Geometry Graffiti — Polygons in the Hallways

By Stacey Burt on December 16, 2011
  • Grades: 6–8

I L-O-V-E teaching geometry. I really do. Maybe it’s because it is that part of mathematics that is so visual. Even the abstractness of polyhedral views can be easily understood with all of the technology and Web sites dedicated to creating 3-D images.
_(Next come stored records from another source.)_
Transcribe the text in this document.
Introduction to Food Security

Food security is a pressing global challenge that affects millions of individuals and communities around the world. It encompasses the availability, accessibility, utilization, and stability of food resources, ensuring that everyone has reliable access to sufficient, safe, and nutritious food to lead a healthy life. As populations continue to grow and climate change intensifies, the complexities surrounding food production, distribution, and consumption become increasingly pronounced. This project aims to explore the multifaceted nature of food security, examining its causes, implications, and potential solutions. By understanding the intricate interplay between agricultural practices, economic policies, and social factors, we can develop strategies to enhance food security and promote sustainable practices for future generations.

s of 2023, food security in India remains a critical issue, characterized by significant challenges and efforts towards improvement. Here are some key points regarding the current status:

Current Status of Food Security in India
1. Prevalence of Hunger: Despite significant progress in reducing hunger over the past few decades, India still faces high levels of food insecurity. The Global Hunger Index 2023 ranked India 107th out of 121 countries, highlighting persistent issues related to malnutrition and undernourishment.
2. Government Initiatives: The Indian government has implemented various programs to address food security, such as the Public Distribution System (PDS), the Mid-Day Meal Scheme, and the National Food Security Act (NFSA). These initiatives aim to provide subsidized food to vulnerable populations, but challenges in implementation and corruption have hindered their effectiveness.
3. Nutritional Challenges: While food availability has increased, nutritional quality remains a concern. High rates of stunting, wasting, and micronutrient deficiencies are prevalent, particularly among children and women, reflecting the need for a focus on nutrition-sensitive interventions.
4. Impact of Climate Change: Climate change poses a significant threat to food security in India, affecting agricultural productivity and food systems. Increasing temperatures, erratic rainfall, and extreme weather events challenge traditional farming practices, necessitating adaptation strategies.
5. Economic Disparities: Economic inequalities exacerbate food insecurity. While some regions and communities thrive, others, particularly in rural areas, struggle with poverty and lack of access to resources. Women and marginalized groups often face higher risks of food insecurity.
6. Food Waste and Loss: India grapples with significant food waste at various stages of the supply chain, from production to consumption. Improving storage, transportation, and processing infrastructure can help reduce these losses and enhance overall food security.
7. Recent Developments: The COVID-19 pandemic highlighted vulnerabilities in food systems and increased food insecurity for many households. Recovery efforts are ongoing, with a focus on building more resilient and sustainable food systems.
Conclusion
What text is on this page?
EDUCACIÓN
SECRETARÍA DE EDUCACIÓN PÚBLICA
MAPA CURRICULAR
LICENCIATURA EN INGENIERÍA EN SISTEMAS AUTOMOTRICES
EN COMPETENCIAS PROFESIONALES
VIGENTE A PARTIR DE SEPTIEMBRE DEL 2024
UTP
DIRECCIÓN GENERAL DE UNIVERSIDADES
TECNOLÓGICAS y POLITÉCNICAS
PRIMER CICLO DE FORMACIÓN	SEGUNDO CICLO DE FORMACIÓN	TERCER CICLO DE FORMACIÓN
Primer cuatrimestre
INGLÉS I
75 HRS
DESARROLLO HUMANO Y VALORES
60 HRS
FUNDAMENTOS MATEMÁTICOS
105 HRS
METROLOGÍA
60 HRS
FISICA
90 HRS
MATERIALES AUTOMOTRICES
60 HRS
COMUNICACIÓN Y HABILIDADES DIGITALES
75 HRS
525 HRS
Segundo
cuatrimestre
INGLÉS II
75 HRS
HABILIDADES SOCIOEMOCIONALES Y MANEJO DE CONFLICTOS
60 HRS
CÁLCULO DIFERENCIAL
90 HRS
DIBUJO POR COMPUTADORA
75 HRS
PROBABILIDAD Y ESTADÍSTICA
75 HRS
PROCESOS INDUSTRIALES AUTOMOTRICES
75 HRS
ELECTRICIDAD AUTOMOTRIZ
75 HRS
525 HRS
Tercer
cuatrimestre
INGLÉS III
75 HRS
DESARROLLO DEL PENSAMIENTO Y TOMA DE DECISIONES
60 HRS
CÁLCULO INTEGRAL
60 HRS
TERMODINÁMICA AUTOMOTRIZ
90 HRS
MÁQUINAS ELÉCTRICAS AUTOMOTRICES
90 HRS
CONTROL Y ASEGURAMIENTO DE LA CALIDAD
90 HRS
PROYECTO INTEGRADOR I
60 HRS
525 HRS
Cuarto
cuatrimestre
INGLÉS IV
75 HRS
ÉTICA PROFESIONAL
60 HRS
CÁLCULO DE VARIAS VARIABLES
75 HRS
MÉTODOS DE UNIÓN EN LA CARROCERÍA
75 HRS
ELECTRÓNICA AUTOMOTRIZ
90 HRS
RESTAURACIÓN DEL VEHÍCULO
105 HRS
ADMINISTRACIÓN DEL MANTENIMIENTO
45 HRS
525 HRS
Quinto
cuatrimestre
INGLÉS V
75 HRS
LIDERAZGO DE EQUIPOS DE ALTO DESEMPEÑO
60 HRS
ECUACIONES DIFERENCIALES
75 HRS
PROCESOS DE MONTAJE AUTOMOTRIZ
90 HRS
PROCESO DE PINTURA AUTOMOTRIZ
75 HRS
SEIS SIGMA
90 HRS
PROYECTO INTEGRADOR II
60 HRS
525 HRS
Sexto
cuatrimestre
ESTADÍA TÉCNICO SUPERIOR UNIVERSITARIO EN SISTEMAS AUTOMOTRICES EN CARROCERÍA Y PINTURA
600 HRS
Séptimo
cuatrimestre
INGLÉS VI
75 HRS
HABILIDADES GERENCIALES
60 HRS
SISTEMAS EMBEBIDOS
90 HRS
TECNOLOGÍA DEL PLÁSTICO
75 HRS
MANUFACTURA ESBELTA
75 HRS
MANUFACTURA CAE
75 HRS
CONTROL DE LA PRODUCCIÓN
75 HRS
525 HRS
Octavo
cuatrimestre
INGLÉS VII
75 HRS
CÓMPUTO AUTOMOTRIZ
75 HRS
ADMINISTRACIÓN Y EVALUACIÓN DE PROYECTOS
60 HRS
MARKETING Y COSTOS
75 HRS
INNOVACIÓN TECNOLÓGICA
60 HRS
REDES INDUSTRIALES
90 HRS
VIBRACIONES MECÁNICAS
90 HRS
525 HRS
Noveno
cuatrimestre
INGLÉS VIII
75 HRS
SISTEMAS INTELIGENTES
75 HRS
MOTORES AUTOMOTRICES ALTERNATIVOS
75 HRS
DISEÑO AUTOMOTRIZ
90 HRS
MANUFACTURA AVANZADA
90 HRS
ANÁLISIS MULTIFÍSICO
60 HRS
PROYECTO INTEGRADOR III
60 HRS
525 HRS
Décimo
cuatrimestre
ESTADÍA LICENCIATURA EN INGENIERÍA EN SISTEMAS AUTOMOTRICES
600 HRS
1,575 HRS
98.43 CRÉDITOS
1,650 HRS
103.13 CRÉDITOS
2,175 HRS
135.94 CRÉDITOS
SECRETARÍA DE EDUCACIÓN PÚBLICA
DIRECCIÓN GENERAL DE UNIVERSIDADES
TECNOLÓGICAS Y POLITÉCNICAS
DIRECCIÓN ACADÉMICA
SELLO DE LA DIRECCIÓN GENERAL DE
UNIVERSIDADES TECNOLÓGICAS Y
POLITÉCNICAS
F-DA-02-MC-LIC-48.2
Making the transition from polygons, interior angle sums, exterior angle measurements, and lines of symmetry to polyhedral views can be a bit tricky. One of the final steps I take in preparing my 6th grade students for stretching their perspective and tackling the volume and surface area of these beautiful figures is to create polygon graffiti on the walls of our school’s hallways. Using painter’s tape, protractors, and a graphic organizer, my students select a regular or irregular polygon to replicate in the hallway.

 

 

Polygon Graffiti Requirements

I have had polygons that had vertices on the ceiling as well as polygons that wrapped around corners of corridors. The shapes are actually quite beautiful. There are many possibilities to this culminating activity. Here are the requirements that I set for my students:

  1. Include one side that measures two feet (we know what this means for regular polygons).
  2. Use the equation (n - 2)180 to calculate the sum of the interior angles.
  3. Indicate lines of congruence with green painter’s tape.
  4. Indicate lines of symmetry with dotted pieces of green painter’s tape.
  5. Label the measure of all interior angles.
  6. Post the name of the polygon beside the figure.
  7. Post a graphic organizer with all information completed.

Feel free to use the graphic organizer that I require my students to complete. You may also want to have your students explore this Math Is Fun page before they fill out the polyhedral view for their polygon.

It generally takes about two hours for the students to complete this activity. For those that finish their polygon early, I have other polygon name cards laminated and ready to go for them. Many of my students like the challenge of completing more than one figure, especially the irregular dodecagon and hendecagon (undecagon). I hope you try this with your students. It’s great as a review before standardized testing and as an alternate form of assessment.